Passwords are simple when you break them down.  You choose a string of letters, numbers, and special characters at a length between 8-16 characters and you’re done.  Well at least that’s what you should be doing.  According to a report by Telesign in 2015, a company specializing in technology security statistics, the five most popular passwords for users were ‘123456’, ‘password’, ‘12345’, ‘12345678’, and ‘qwerty’.  On top of this, Telesign reported that 54% of people use fewer than 5 passwords across their online activity.  Not only are passwords like this simple to guess for hackers they are easily cracked using software readily available after a few Google searches.  By using fewer than 5 passwords across online accounts, users are setting themselves up for multiple attacks across all of their accounts.

Alright, so let’s say that you are perfect and choose unique and complex passwords for each of your accounts across the internet.  You don’t have any chance of an account hack, right?  Well you’d be half-right.  Unscrupulous internet browsing can lead to malware on your system.  Some malware known as a keylogger can read your keystrokes and send that data to hackers for use at their leisure.  To prevent this users should be mindful of their browsing and avoid clicking on links that could lead to malware installing itself to your system.  Additionally, users should be wary of the “autofill” feature popular among browsers today.  Autofill allows users to keep a list of their usernames and passwords for accounts in their browser and will enter this information when a website prompts the user for this info.  These lists are not very secure and can be accessed relatively easily through the main account containing that list.

So, I’ve detailed the main risks that users take when dealing with their passwords.  What are some ways to minimize the risk of a password being stolen in the future?

Utilize two-factor authentication

Two-factor authentication (2FA for short) is a form of security that requires not only a username and password but another piece of unique identifying information for that person.  A popular form of 2FA is text messages.  Start by signing up for 2FA for the service you’re using and enter your phone number for them to send messages to.  The next time you sign in to that account, you will be prompted to enter the code that they sent to your mobile device to confirm that it is actually you signing in to the account.  2FA is growing very rapidly and most major tech companies like Google and Facebook are utilizing this tech to secure accounts.

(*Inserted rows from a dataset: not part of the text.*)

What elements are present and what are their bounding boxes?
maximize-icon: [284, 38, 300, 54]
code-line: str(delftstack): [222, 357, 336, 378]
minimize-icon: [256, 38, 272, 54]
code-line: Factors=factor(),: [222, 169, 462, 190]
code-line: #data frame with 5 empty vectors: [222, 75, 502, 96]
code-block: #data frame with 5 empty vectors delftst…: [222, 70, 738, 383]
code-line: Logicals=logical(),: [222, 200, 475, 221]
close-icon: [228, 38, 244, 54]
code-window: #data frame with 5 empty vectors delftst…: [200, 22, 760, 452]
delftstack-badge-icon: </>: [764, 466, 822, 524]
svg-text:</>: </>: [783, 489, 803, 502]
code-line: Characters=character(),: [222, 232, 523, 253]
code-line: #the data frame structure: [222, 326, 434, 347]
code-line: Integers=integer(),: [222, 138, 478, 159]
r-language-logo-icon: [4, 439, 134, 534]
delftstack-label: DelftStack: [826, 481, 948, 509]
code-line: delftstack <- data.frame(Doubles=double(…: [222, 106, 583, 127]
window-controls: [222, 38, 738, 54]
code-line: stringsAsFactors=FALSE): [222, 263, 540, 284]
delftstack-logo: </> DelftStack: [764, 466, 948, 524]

Keep your passwords in a secure database

There are many tools that make keeping passwords almost as simple as storing them in your browser, but with much higher security.  The tool that I use for my passwords is KeePass.  This is a free application that stores your passwords in a secure database and has useful features like autofilling and auto-generating strong passwords.  The difference between storing your passwords on KeePass versus on your browser is that KeePass keeps your data stored locally.  What this means is that you aren’t relying on a remote server to keep your information secure. You will still need to keep an eye out for keylogging malware on your machine but KeePass is a great tool to get out of the habit of storing passwords in your browser.

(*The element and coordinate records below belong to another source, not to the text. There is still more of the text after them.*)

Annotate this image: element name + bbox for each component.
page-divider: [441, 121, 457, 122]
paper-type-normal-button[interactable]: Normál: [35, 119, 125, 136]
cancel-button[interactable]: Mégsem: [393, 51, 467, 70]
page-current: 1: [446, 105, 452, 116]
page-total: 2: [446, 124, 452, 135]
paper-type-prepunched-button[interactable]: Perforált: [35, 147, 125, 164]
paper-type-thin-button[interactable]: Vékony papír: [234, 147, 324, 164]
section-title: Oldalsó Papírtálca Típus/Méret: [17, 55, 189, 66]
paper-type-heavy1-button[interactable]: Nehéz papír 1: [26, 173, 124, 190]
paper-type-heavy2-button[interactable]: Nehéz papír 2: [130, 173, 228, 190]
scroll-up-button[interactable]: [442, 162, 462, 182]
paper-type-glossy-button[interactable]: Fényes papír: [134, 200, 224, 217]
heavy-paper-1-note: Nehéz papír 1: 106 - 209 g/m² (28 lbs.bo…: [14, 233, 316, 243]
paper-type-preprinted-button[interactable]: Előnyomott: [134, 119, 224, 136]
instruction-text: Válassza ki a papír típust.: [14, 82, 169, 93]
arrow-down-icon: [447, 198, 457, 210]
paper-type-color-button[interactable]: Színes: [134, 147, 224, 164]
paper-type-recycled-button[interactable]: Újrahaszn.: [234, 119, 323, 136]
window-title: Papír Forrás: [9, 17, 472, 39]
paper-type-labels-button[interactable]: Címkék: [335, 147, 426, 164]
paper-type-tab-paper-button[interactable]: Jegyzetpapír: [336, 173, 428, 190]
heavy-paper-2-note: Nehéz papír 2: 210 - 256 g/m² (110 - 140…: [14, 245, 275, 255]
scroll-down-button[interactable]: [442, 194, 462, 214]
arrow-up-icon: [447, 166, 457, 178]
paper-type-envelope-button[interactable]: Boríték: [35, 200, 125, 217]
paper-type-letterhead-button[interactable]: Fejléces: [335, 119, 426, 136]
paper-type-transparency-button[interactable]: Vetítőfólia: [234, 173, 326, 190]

Practice safe internet browsing

Safe browsing habits can help you avoid a majority of threats to your security.  When browsing the internet make sure you know what link you’re clicking on or what a button on a website does.  You should also be sure to have a secure connection to a website.  HTTPS is the standard for ensuring that your connection to a site is private.  HTTPS is easily identified by looking to the URL of the web page you’re visiting.  If there are letters saying ‘https’ before the rest of the URL, you’re good to go.  This will help identify the connection you have to a site.  I would also recommend adding an ad-blocker extension to your browser as sites that don’t vet the ads they display could be running malicious javascript code and infect your system.

Password protection should be a main concern for you every time you log into a system. Hackers are only getting better at getting your passwords and access to your private data.  By following some simple guidelines you can protect yourself from most of the common security risks happening today. I hope that this guide has shed some light on the issues surrounding weak passwords and has given you some options to better secure your daily life.